(New York) Ghislaine Maxwell, ex-collaboratrice et ex-compagne de Jeffrey Epstein, a été arrêtée jeudi aux États-Unis et inculpée de trafic de mineures, accusée d’avoir recruté des jeunes filles victimes d’abus sexuels commis par le financier new-yorkais.

La fille de l’ex-magnat britannique Robert Maxwell, 58 ans, a été interpellée jeudi matin dans la ville de Bradford, dans le New Hampshire, près d’un an après le suicide en prison du millionnaire. Son arrestation constitue un rebondissement spectaculaire dans ce scandale qui touche à la jetset et à la famille royale britannique, en raison des liens entre M. Epstein et le prince Andrew.  

Elle a comparu - par lien vidéo, pandémie oblige-devant une juge fédérale du New Hampshire dans l’après-midi, qui lui a lu les chefs d’accusation retenus contre elle. Mme Maxwell n’a parlé que par monosyllabes, et devait être transférée dans la foulée dans une prison de New York, où se tiendront les prochaines audiences.

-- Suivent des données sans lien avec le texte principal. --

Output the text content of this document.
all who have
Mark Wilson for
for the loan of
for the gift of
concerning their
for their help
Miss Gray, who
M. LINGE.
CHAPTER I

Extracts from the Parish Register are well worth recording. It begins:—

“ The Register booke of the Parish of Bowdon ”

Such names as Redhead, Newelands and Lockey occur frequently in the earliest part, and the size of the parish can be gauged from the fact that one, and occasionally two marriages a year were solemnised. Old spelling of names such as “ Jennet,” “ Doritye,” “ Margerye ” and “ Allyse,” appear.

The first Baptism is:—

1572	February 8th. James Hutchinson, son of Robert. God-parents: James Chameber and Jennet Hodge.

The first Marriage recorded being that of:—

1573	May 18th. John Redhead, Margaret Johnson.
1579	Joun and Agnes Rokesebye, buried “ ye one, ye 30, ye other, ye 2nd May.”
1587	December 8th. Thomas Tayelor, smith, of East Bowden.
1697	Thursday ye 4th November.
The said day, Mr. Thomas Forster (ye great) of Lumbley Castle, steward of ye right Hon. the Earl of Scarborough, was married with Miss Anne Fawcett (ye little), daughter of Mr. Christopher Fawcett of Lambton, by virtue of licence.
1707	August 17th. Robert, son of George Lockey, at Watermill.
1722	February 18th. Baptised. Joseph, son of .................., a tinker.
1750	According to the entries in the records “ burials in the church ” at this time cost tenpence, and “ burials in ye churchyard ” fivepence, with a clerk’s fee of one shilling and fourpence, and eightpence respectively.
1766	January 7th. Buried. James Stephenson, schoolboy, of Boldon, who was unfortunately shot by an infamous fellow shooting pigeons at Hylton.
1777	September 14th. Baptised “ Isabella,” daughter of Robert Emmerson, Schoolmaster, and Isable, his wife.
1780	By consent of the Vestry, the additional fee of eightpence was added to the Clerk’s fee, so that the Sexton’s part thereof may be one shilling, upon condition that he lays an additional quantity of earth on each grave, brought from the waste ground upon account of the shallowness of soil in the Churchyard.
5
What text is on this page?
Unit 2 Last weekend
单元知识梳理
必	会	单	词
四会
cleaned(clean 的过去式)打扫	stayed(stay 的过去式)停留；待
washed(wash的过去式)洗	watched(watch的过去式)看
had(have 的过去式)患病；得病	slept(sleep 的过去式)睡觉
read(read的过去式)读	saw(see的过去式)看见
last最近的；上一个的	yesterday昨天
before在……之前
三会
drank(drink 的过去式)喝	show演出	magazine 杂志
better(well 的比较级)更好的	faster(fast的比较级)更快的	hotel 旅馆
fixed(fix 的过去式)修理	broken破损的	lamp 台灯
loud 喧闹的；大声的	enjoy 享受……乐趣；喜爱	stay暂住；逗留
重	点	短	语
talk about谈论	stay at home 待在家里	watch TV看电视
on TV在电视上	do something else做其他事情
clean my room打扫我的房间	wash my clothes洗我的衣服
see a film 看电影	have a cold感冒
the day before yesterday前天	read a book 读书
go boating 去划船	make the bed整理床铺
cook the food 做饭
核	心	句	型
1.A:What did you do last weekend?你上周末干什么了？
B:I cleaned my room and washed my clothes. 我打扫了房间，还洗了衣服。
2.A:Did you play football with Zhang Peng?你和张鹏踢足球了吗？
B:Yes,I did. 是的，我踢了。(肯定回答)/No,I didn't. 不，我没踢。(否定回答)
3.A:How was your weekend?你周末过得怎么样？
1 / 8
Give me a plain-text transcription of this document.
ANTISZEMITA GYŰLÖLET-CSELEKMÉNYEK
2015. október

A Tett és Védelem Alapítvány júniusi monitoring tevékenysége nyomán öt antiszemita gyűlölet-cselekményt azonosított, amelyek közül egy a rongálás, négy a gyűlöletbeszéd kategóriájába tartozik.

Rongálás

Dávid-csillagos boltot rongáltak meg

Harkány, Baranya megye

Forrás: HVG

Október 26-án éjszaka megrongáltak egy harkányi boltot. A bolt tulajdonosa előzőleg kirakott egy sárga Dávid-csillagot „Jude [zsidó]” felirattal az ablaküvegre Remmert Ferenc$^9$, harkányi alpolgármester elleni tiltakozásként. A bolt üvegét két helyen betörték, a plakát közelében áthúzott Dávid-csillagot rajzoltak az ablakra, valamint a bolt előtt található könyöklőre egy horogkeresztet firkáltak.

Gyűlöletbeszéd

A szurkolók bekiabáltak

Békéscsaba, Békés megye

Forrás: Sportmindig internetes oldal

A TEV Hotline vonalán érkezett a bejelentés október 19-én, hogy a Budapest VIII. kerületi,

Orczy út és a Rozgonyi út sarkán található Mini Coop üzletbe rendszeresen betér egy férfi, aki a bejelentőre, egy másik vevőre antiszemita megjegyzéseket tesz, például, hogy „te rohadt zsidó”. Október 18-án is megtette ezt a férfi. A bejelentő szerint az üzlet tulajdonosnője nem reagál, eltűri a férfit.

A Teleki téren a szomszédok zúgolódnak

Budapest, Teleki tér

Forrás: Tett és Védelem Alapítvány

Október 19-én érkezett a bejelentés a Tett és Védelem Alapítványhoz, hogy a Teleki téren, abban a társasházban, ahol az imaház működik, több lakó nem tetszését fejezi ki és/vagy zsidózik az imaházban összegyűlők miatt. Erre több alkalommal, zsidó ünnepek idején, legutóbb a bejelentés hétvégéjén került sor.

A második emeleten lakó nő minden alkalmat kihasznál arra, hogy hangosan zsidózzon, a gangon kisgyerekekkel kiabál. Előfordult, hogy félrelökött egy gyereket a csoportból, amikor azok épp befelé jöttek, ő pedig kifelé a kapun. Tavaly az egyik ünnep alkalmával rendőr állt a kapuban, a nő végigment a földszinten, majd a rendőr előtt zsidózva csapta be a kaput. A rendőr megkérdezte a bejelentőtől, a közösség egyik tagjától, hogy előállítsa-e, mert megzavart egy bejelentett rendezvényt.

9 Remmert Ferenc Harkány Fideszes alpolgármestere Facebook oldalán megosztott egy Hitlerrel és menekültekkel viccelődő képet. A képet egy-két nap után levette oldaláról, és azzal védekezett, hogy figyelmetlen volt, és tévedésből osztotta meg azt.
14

Elle devra répondre de six chefs d’inculpation pour avoir « aidé, facilité et contribué aux agressions sur mineures de Jeffrey Epstein », de 1994 à 1997. Soit plusieurs années avant les faits pour lesquels Jeffrey Epstein avait lui été inculpé en juillet 2019, qui dataient du début des années 2000.

Elle est aussi accusée d’« avoir menti de façon répétée » lors d’un témoignage sous serment dans le cadre d’un procès au civil en 2016.  

L’acte d’accusation cite trois victimes présumées, identifiées uniquement par des numéros, toutes mineures à l’époque des faits : il indique qu’elles ont été amenées par Ghislaine Maxwell dans les résidences du financier à Manhattan, en Floride, au Nouveau-Mexique, ainsi que dans la résidence de Mme Maxwell à Londres, avant d’être agressées sexuellement.  

Ghislaine Maxwell « se liait avec ces filles, en leur posant des questions sur leurs vies », et « en les invitant au cinéma ou à faire des emplettes », a souligné la procureure fédérale de Manhattan Audrey Strauss lors d’un rare point presse avec présence physique des journalistes.

Elle « normalisait » l’obligation qui leur était faite d’avoir un rapport sexuel avec lui, en se déshabillant devant elles et en participant à des massages sexuels, a-t-elle ajouté, saluant le « courage » des femmes ayant accepté de témoigner « des décennies après » les agressions présumées.   

Plusieurs des chefs d’inculpation, notamment pour incitation à des actes sexuels illégaux, pourraient valoir à cette habituée des soirées mondaines la prison à vie en cas de condamnation.  

« Magnifique propriété »

Depuis que Jeffrey Epstein s’est pendu dans une prison de Manhattan en août 2019, à l’âge de 66 ans, Ghislaine Maxwell figurait en tête de liste des complices présumés dans l’enquête que la justice avait promis aux victimes présumées de poursuivre.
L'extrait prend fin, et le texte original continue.